Using strip_tags for real-world html sanitization is vulnerable to circumvention.

Question

Using strip_tags for real-world html sanitization is vulnerable to circumvention.

scryptonite opened this issue 7 years ago · comments

Description

As the title says, it is possible to circumvent the purpose of strip_tags by crafting a string so that the final output still contains uncensored HTML. This differs with the behavior of the same function in PHP-land, which seems to always guarantee that unpermitted html tags are removed.

Example:

const strip_tags = require("locutus/php/strings/strip_tags");


let treat = strip_tags('<script>console.log("everything is fine")</script>');
console.assert(treat == 'console.log("everything is fine")'); 
// > true
// Worked exactly as intended...


let trick = strip_tags('<<foo>script>console.log("all your base are belong to us")<</foo>/script>');
console.assert(trick == 'console.log("all your base are belong to us")'); 
// > false! 
// It would be dangerous and unwise to put the contents of `trick` in browser-land without 
//   doing something else to the string.

I actually discovered and (ab)used this technique against a twitch overlay that was attempting to sanitize chat messages before displaying them on stream... Their 'fix' at the time was to remove all < characters from chat messages being displayed. 💔

I think to reach parity with how strip_tags works in PHP the function will need to recursively strip tags until there is nothing left to remove.
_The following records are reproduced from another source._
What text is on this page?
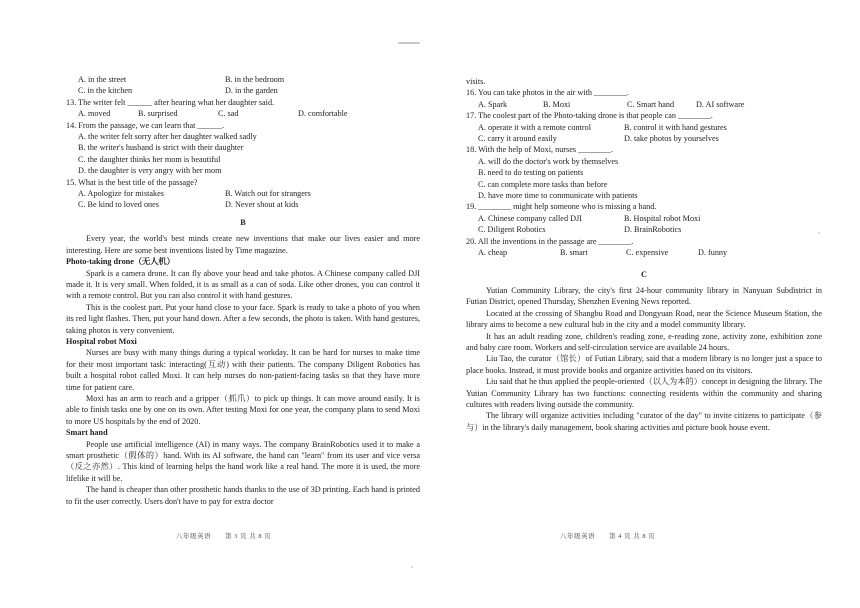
A. in the street	B. in the bedroom
C. in the kitchen	D. in the garden
13. The writer felt ______ after hearing what her daughter said.
A. moved	B. surprised	C. sad	D. comfortable
14. From the passage, we can learn that ______.
A. the writer felt sorry after her daughter walked sadly
B. the writer's husband is strict with their daughter
C. the daughter thinks her mom is beautiful
D. the daughter is very angry with her mom
15. What is the best title of the passage?
A. Apologize for mistakes	B. Watch out for strangers
C. Be kind to loved ones	D. Never shout at kids
B

Every year, the world's best minds create new inventions that make our lives easier and more interesting. Here are some best inventions listed by Time magazine.

Photo-taking drone（无人机）

Spark is a camera drone. It can fly above your head and take photos. A Chinese company called DJI made it. It is very small. When folded, it is as small as a can of soda. Like other drones, you can control it with a remote control. But you can also control it with hand gestures.

This is the coolest part. Put your hand close to your face. Spark is ready to take a photo of you when its red light flashes. Then, put your hand down. After a few seconds, the photo is taken. With hand gestures, taking photos is very convenient.

Hospital robot Moxi

Nurses are busy with many things during a typical workday. It can be hard for nurses to make time for their most important task: interacting(互动) with their patients. The company Diligent Robotics has built a hospital robot called Moxi. It can help nurses do non-patient-facing tasks so that they have more time for patient care.

Moxi has an arm to reach and a gripper（抓爪）to pick up things. It can move around easily. It is able to finish tasks one by one on its own. After testing Moxi for one year, the company plans to send Moxi to more US hospitals by the end of 2020.

Smart hand

People use artificial intelligence (AI) in many ways. The company BrainRobotics used it to make a smart prosthetic（假体的）hand. With its AI software, the hand can "learn" from its user and vice versa（反之亦然）. This kind of learning helps the hand work like a real hand. The more it is used, the more lifelike it will be.

The hand is cheaper than other prosthetic hands thanks to the use of 3D printing. Each hand is printed to fit the user correctly. Users don't have to pay for extra doctor

八年级英语　　第 3 页 共 8 页
visits.
16. You can take photos in the air with ________.
A. Spark	B. Moxi	C. Smart hand	D. AI software
17. The coolest part of the Photo-taking drone is that people can ________.
A. operate it with a remote control	B. control it with hand gestures
C. carry it around easily	D. take photos by yourselves
18. With the help of Moxi, nurses ________.
A. will do the doctor's work by themselves
B. need to do testing on patients
C. can complete more tasks than before
D. have more time to communicate with patients
19. ________ might help someone who is missing a hand.
A. Chinese company called DJI	B. Hospital robot Moxi
C. Diligent Robotics	D. BrainRobotics
20. All the inventions in the passage are ________.
A. cheap	B. smart	C. expensive	D. funny
C

Yutian Community Library, the city's first 24-hour community library in Nanyuan Subdistrict in Futian District, opened Thursday, Shenzhen Evening News reported.

Located at the crossing of Shangbu Road and Dongyuan Road, near the Science Museum Station, the library aims to become a new cultural hub in the city and a model community library.

It has an adult reading zone, children's reading zone, e-reading zone, activity zone, exhibition zone and baby care room. Workers and self-circulation service are available 24 hours.

Liu Tao, the curator（馆长）of Futian Library, said that a modern library is no longer just a space to place books. Instead, it must provide books and organize activities based on its visitors.

Liu said that he thus applied the people-oriented（以人为本的）concept in designing the library. The Yutian Community Library has two functions: connecting residents within the community and sharing cultures with readers living outside the community.

The library will organize activities including "curator of the day" to invite citizens to participate（参与）in the library's daily management, book sharing activities and picture book house event.

八年级英语　　第 4 页 共 8 页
I might also recommend adding a comment or remark somewhere that educates unwitting users that the htmlentities function might be better suited for their sanitization needs in browser-land.

🎃

Rafał Kukawski · Answer 1 · Wed Nov 01 2017 14:41:30 GMT+0800 (China Standard Time)

Thanks for reporting the issue. I'll try to fix it. Currently the function relies little too much on regular expressions, which are not well suited for HTML markup.